Kinky fuckery’e olan heyecanında bir şeyi unutmuştu. Bizim için seks oyuncaklarının ilk kuralı, onları cinsel bağlam dışında denemektir, böylece neyle uğraştığımızı biliriz. Avucuma vibratör ve ön koluma kırbaç denedim. Başlamadan önce bu şeye kendi başıma binerdim .
“Hadi bebeğim.”
Yukarı tırmandım ve kendimi hayal ettiğim şekilde konumlandırdım, en büyük ucun üzerinde uzanmış, kıçım yukarıda, başım hafifçe aşağıda, açık, çıplak. Seksi hissetmek yerine aptal hissettim. Yatağın kenarına yaslandığında, pozisyoner? kama? Eğer biliyorsam hiç umrumda değil – yuvarlandı! Yuvarlandı!! Neredeyse yataktan düşüyordum.
Tamamen hareketsiz yattığım sürece bana dokunabilirdi – ve öyle de yaptı, arkamdan nazikçe amımı okşayarak çalkantılı duygularımı yatıştırdı. Devrilmekten endişe etsem de arkama yerleştiğinde hazırdım. Beni sik, lütfen. Tıpkı böyle.
Ancak “aynen böyle” ifadesi kötü açılara ve garip itmelere dönüştü.
Pozisyoner/kama/şeyi hareket ettirdik. Yattı. Şimdi ona binip onu beceriyordum ama ağırlığım şeyde olmadan. Bu şeyde önerilen pozisyonlara gerçekten dikkat ediyordu.
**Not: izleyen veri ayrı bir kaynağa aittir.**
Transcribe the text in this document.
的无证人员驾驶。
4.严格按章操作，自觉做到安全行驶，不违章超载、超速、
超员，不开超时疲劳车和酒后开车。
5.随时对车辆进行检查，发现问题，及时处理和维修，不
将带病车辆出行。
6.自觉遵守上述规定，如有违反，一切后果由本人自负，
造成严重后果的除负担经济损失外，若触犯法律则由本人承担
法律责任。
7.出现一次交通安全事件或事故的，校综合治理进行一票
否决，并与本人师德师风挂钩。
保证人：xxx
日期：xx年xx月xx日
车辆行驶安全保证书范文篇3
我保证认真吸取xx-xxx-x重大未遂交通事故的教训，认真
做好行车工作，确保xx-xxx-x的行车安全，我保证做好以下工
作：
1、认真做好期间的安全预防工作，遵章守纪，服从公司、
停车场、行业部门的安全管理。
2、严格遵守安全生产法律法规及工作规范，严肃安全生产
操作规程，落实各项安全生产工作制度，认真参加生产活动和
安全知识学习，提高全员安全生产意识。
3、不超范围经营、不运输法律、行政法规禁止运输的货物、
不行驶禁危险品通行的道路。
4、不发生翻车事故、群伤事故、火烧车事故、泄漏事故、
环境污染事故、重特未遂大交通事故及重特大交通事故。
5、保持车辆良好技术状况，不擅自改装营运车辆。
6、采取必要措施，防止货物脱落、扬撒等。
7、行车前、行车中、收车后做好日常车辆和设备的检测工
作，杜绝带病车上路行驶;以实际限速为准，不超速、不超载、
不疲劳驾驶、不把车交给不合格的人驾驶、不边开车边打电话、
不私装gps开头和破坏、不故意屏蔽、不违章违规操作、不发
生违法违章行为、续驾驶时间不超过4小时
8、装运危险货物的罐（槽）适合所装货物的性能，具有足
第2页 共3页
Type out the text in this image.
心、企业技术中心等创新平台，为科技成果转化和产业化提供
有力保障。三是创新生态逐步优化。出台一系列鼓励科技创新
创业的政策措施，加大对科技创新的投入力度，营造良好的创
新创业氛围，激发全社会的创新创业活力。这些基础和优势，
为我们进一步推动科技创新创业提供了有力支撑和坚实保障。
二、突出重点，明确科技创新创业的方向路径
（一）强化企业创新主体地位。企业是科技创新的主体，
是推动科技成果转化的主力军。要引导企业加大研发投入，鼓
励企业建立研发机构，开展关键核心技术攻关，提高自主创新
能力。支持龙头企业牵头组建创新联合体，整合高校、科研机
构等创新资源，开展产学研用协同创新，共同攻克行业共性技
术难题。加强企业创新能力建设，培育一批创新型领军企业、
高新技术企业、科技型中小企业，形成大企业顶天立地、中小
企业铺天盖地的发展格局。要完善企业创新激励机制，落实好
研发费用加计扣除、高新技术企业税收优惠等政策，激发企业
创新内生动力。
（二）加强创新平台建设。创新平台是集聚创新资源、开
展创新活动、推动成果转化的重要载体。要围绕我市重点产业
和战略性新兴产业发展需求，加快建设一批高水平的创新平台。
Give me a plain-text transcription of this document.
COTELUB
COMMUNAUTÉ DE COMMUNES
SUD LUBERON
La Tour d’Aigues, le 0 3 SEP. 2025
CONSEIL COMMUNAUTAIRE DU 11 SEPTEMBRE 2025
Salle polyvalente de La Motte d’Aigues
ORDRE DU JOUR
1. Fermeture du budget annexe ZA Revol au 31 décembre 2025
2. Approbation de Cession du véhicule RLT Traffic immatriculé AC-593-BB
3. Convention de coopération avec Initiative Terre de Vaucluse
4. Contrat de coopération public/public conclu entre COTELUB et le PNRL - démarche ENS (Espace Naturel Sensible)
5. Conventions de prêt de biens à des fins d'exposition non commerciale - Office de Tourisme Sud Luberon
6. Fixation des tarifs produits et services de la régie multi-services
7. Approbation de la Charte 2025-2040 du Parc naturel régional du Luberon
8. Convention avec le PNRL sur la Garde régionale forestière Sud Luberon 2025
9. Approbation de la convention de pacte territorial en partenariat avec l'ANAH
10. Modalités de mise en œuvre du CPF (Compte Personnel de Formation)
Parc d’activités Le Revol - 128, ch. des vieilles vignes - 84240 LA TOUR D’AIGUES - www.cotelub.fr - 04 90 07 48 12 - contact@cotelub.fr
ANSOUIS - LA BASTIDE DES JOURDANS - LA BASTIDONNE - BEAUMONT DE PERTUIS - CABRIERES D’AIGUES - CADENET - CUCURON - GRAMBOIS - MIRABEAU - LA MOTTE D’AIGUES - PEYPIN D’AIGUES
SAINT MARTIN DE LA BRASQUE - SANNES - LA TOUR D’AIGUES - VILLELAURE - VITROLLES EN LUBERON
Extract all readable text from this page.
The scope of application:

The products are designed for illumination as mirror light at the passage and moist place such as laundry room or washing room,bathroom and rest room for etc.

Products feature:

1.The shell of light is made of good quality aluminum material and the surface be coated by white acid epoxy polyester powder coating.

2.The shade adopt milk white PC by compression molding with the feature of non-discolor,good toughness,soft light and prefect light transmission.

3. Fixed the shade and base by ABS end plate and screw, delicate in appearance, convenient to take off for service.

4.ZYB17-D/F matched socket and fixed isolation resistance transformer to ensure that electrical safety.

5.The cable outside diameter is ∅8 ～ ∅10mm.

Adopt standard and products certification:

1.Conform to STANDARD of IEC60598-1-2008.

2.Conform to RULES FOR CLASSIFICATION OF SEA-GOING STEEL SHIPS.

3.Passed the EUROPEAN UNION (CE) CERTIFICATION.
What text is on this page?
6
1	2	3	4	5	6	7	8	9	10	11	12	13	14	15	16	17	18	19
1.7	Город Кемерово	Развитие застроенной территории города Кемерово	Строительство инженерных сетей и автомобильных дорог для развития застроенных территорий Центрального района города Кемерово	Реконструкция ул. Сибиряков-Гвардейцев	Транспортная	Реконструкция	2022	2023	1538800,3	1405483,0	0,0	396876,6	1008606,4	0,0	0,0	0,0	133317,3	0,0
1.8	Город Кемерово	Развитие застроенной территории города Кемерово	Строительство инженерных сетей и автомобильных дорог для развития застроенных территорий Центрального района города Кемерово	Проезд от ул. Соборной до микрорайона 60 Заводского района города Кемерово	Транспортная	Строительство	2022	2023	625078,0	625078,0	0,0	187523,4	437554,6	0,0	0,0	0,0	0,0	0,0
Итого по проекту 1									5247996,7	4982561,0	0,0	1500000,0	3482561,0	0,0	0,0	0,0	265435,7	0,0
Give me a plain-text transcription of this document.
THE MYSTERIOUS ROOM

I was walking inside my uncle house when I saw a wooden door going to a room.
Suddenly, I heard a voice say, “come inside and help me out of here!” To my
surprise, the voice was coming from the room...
Dizlerim büküldü – ürünün hatası değildi ama yine de can sıkıcıydı. Pozisyonlarımızı tekrar değiştirdik, sırtım kama üzerinde, dik bir misyoner pozisyonunda uzanmış bir şekilde. Tamamdı… fena değildi. Sikişme gerçekten başlamadan önce iki kez boşalmıştım, bu yüzden daha fazlasına ihtiyacım yoktu. Ama buna ihtiyacı vardı. Birkaç dakika boyunca, bedenlerimiz arasındaki temasın tadını çıkardım. Tırnaklarımı sırtından aşağı doğru gezdirdim, kıçına sapladım. Onu daha sert bir şekilde sikebilmesi için bildiğim tek garantili yol bu. Ve yaptı. Ama… aynı değildi.
Sonunda, sinirli bir küfürle beni yanıma itti, konumlandırıcıyı yoldan çekti ve her zamanki ve tercih ettiğimiz pozisyonda arkamdan kaydı. Evdeydik.